Phase 2: Banks find alternative sources of funding to replace sight deposits.

Beyond the phase 1 redistribution, several aspects of the reform would have significant macroeconomic implications. Alternative funding, for example through international financial markets. is likely to be more expensive and would in principle raise the cost of borrowing. Alternative funding is likely to be less stable than domestic sight deposits, and may increase instability. The reform would also interfere with fiscal policy by increasing central bank transfers. 
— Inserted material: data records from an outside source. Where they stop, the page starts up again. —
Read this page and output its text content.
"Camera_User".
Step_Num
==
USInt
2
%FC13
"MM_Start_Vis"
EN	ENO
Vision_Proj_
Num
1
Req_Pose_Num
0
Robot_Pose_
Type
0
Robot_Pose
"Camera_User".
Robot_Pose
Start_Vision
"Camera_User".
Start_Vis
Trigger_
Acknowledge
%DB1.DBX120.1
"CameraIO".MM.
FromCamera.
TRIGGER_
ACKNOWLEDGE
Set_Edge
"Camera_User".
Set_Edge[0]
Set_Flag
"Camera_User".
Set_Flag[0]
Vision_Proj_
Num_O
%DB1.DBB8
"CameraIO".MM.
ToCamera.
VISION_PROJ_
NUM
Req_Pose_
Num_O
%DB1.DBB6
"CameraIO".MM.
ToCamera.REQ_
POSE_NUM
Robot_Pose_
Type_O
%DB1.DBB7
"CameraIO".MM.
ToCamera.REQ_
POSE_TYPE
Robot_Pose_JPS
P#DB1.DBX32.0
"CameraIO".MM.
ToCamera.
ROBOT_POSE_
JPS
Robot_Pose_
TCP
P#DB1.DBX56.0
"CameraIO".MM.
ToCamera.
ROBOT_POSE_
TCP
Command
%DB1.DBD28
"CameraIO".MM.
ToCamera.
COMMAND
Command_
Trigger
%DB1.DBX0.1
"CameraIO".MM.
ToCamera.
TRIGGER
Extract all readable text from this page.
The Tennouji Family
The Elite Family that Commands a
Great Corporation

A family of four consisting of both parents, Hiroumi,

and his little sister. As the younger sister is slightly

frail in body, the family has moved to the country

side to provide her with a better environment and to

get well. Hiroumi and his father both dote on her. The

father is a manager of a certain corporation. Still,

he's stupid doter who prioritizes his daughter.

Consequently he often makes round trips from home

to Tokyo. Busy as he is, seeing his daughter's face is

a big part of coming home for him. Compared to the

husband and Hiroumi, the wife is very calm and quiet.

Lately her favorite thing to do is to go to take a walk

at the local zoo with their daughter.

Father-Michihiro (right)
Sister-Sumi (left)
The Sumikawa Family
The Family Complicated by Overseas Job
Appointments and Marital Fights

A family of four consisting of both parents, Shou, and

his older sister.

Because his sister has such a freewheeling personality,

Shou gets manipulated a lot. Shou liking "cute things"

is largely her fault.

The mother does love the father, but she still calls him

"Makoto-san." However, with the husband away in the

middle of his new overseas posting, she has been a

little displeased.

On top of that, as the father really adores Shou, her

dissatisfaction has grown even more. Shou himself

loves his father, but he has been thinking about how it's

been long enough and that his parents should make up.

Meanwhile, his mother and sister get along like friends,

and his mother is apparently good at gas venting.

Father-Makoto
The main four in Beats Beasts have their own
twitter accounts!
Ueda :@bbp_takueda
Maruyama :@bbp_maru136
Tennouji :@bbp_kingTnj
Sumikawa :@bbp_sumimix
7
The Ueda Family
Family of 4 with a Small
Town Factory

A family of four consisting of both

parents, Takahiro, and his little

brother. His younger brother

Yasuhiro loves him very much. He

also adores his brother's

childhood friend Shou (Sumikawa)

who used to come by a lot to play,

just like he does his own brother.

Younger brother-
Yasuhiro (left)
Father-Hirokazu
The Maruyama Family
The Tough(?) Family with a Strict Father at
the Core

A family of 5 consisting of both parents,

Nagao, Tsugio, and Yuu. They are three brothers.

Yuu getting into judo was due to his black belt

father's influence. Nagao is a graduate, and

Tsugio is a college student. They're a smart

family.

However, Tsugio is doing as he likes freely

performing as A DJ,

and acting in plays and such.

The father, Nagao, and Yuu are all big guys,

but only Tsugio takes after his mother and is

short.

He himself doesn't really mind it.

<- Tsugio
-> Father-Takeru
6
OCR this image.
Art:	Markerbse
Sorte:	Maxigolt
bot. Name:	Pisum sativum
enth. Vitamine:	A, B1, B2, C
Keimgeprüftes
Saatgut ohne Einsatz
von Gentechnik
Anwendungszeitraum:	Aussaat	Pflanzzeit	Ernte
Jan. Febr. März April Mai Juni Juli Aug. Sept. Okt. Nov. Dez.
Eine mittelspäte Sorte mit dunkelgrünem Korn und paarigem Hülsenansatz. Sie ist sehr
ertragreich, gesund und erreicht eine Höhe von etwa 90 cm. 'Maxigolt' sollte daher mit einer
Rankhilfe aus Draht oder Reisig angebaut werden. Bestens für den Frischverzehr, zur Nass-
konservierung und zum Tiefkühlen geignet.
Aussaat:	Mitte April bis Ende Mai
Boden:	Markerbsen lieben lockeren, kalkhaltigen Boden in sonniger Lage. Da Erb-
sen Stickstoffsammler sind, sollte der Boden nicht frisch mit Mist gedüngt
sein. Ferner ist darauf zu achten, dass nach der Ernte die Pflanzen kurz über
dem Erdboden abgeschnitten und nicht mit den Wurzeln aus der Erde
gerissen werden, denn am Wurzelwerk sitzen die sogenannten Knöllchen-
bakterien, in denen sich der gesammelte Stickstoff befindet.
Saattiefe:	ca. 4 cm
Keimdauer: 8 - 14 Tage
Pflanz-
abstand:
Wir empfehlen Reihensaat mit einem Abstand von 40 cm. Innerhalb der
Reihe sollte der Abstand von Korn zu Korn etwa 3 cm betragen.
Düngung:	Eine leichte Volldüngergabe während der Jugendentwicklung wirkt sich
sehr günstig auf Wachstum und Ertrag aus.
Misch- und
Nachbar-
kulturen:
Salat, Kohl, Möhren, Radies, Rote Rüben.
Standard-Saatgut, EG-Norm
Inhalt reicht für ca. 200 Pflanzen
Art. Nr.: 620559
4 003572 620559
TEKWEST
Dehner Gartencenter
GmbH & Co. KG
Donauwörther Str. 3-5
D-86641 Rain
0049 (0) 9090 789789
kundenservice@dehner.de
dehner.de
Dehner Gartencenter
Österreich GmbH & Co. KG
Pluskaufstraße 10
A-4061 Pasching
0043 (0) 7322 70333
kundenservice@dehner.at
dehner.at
It would clearly hamper monetary policy. The SNB may no longer be able to use its current instruments, which work in a large part through a quick impact on the monetary base. This would imply that the SNB returns to monetary targeting. The SNB adopted such a strategy after the end of the Bretton Woods system until 2000, when it shifted to a policy focusing on inflation forecasts and on the control of short-term interest rates. There were good reasons to abandon such a system and going back to it would clearly lead to worse monetary policy. More generally, setting constraints in the Federal constitution on the way monetary policy can be implemented would be undesirable and inconsistent with central bank independence.

Conclusions

The implementation of sovereign money would represent a major economic reform in any country, and so a thorough economic analysis would seem to be a prerequisite to its implementation. But both the motivation and the specifics of the proposed reform in Switzerland have abstracted from current knowledge in economics. It is a weakness of the Swiss democratic system that citizens can vote on economic initiatives in the absence of this type of analysis.

References

Bacchetta, P (2018), “The soveregn money initiative in Switzerland: an economic assessment,” Swiss Journal of Economic and Statistics 154(3): 1-16. (see also CEPR Discussion Paper 12349)

Bacchetta, P and E Perazzi (2018), “Sovereign Money Reforms and Welfare," mimeo.

Benes, J and M Kumhof (2012), “The Chicago Plan Revisited,” IMF working paper WP/12/202.

Cochrane, J H (2014),"Toward a run-free financial system", in M N Baily and J B Taylor (eds.) Across the Great Divide: New Perspectives on the Financial Crisis, Hoover Press.

Prescott, E C and R Wessel (2016), “Monetary Policy with 100 Percent Reserve Banking: An Exploration", NBER working paper 22431.

Schularick, M and A M Taylor (2012), “Credit Booms Gone Bust: Monetary Policy, Leverage Cycles and Financial Crises, 1870-2008," American Economics Review 102: 1029-61.

Tobin, J (1963), “Commercial Banks as Creators of 'Money'", Cowles Foundation paper 205.

Endnotes

[1] For details on the initiative see the SNB website or the website of the initiative committee.

[2] In Bacchetta and Perazzi (2018) we conduct an analysis in the spirit of Benes and Kumhof (2012), but we use a simpler framework and assumed a small open economy calibrated to the Swiss economy. We also focus on the specific Swiss reform. We find that there wasisa key trade-off between a reduction in distortionary labour taxes, and an increase in the opportunity cost of holding money. In the proposed Swiss reform it would be the latter cost that would dominate. We therefore find that the reform would unambiguously lower welfare.

[3] They also argue that most economists do not understand how banks work, since economists' models tend to focus on the second perspective. In his blogs, Paul Krugman has called this view 'monetary mysticism' or 'banking mysticism', related to the 'mystique of money' in Tobin (1963).